Mas Kawin Alat Ekploitasi Perempuan, Benarkah?

Mas Kawin Alat Ekploitasi Perempuan, Benarkah?

Opini

Mas Kawin Alat Ekploitasi Perempuan, Benarkah?

Rabu 10 Safar 1436 / 3 December 2014 14:40

menikah Mas Kawin Alat Ekploitasi Perempuan, Benarkah?

Oleh : Kanti Rahmillah, S.T.P ,M.Si (Aktivis Muslimah Hizbut Tahrir)

MENTERI Pemberdayaan Perempuan dan Perlindungan Anak (PPA), Yohana Yembise memaparkan bahwa mas kawin bisa menjadi alat eksploitasi untuk perempuan. Menurut Yohana, setelah mas kawin diberikan, maka saat itulah pertanda perempuan telah dibeli dari orang tuanya. Menteri perempuan pertama asal Papua tersebut menyebutkan dalam cuitan twitternya “ketika ‘mas kawin’ telah lunas dibayarkan, artinya si perempuan dianggap telah dibeli dan tak punya ‘kebebasan’ untuk berbicara.”

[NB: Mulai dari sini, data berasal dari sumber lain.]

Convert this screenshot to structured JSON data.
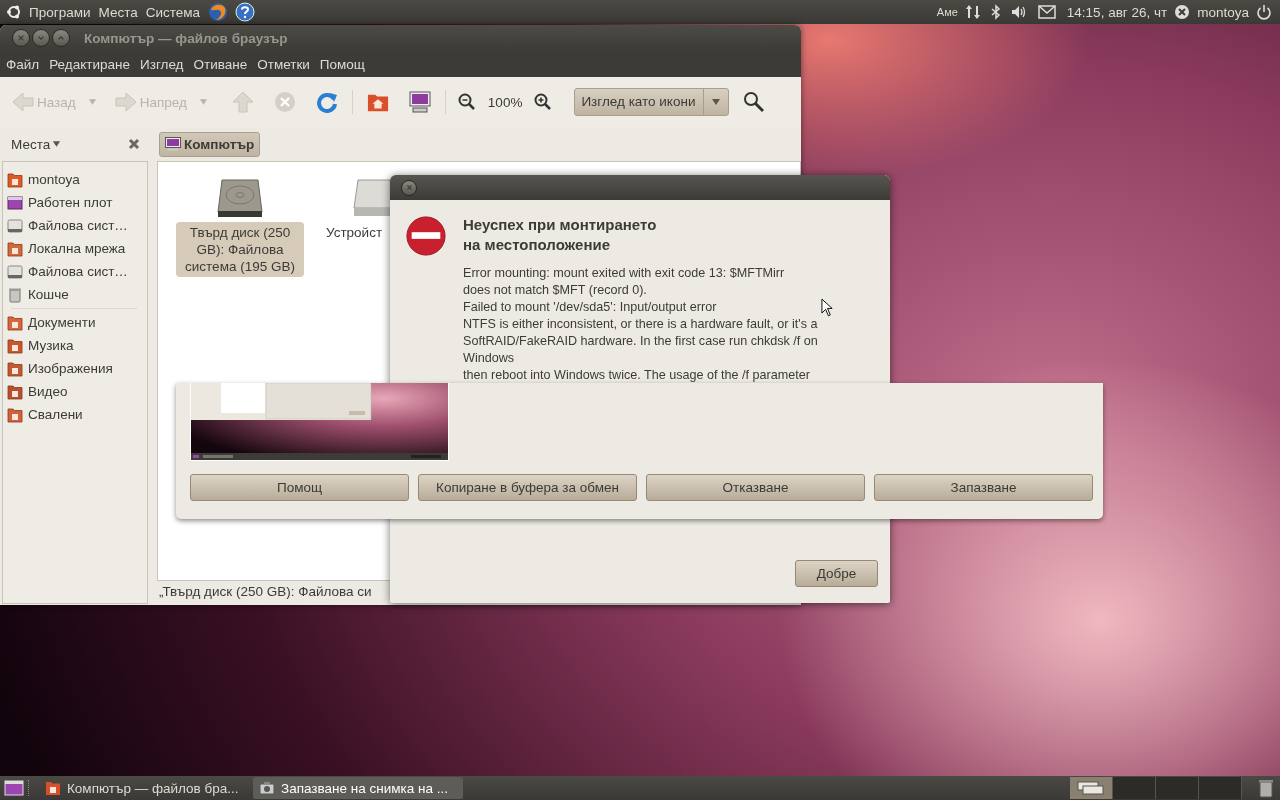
{
  "top_panel": {
    "menus": [
      "Програми",
      "Места",
      "Система"
    ],
    "keyboard": "Аме",
    "clock": "14:15, авг 26, чт",
    "user": "montoya"
  },
  "file_manager": {
    "title": "Компютър — файлов браузър",
    "menus": [
      "Файл",
      "Редактиране",
      "Изглед",
      "Отиване",
      "Отметки",
      "Помощ"
    ],
    "toolbar": {
      "back": {
        "label": "Назад",
        "disabled": true
      },
      "forward": {
        "label": "Напред",
        "disabled": true
      },
      "up": {
        "disabled": true
      },
      "stop": {
        "disabled": true
      },
      "zoom": "100%",
      "view": "Изглед като икони"
    },
    "sidebar": {
      "title": "Места",
      "groups": [
        [
          {
            "label": "montoya",
            "kind": "home"
          },
          {
            "label": "Работен плот",
            "kind": "desktop"
          },
          {
            "label": "Файлова сист…",
            "kind": "drive"
          },
          {
            "label": "Локална мрежа",
            "kind": "network"
          },
          {
            "label": "Файлова сист…",
            "kind": "drive"
          },
          {
            "label": "Кошче",
            "kind": "trash"
          }
        ],
        [
          {
            "label": "Документи",
            "kind": "documents"
          },
          {
            "label": "Музика",
            "kind": "music"
          },
          {
            "label": "Изображения",
            "kind": "pictures"
          },
          {
            "label": "Видео",
            "kind": "video"
          },
          {
            "label": "Свалени",
            "kind": "downloads"
          }
        ]
      ]
    },
    "location": "Компютър",
    "items": [
      {
        "label": "Твърд диск (250 GB): Файлова система (195 GB)",
        "kind": "drive",
        "selected": true
      },
      {
        "label": "Устройст",
        "kind": "optical",
        "selected": false
      }
    ],
    "status": "„Твърд диск (250 GB): Файлова си"
  },
  "error_dialog": {
    "title": "Неуспех при монтирането\nна местоположение",
    "message": "Error mounting: mount exited with exit code 13: $MFTMirr\ndoes not match $MFT (record 0).\nFailed to mount '/dev/sda5': Input/output error\nNTFS is either inconsistent, or there is a hardware fault, or it's a\nSoftRAID/FakeRAID hardware. In the first case run chkdsk /f on\nWindows\nthen reboot into Windows twice. The usage of the /f parameter",
    "button": "Добре"
  },
  "save_dialog": {
    "buttons": [
      "Помощ",
      "Копиране в буфера за обмен",
      "Отказване",
      "Запазване"
    ]
  },
  "taskbar": {
    "tasks": [
      {
        "label": "Компютър — файлов бра...",
        "selected": false
      },
      {
        "label": "Запазване на снимка на ...",
        "selected": true
      }
    ],
    "workspaces": [
      {
        "selected": true
      },
      {
        "selected": false
      },
      {
        "selected": false
      },
      {
        "selected": false
      }
    ]
  }
}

Yohana menggambarkan fakta yang kerap terjadi di Papua, seorang perempuan yang telah menikah dan diberikan mahar yang mahal, dia telah terenggut kebebasannya. Yohana menambahkan mahar di sana bisa sampai ratusan juta rupiah ditambah hewan peliharaan yang jumlahnya cukup banyak pula. Menurutnya tradisi tersebut diakibatkan oleh faham patriakal yang masih kental disana, sehingga perempuan sulit keluar dari dominasi laki-laki. Ketika menjadi anak, ayahnyalah yang berkuasa penuh, setelah menjadi isti, berpindah kekuasaan itu kepada suami. Inilah yang melatarbelakangi cuitanibu professor doktor perempuan pertama di Papua.

Tradisi perempuan Papua yang dibeli oleh sejumlah mas kawin sebenarnya banyak juga terjadi di sebagian Indonesia bahkan di luar Indonesia. Namun yang jadi permasalahannya bukan terletak pada konsep mas kawinnya, tapi sudut pandang yang menjadi pemahaman masyarakat secara umum terhadap mas kawin atau mahar tersebut. Dalam sistem kapitalisme yang sadar atau tidak dianut oleh sebagian besarmasyarakat Indonesia, menjadikan perempuan hanya objek materi semata, sehingga wajar jika mas kawin diartikan “uang” untuk membeli seorang wanita.

Mas kawin menjadi ajang orang tua untuk mencari harta, begitupun sang anak gadisnya, berlomba-lomba mencari lelaki kaya, agar mampu membayar mas kawin yang tinggi dan membawa dirinya menuju kebahagiaan materi. Pernikahan diartikan hanya sebatas perdagangan, jika sudah tidak menguntungkan maka ditinggalkan, walhasil perceraian kian melambung di negri ini.

Lebih jauh, pernikahan yang hanya dilandasi materi belaka hanya akan menghasilkan generasi yang buruk. Bagaimana tidak, seorang anak yang lahir dari keluarga yang kedua orang tuanya berorientasi pada materi, tentu akan tidak memperhatikan seperti apa kualitas pendidikan anak-anaknya.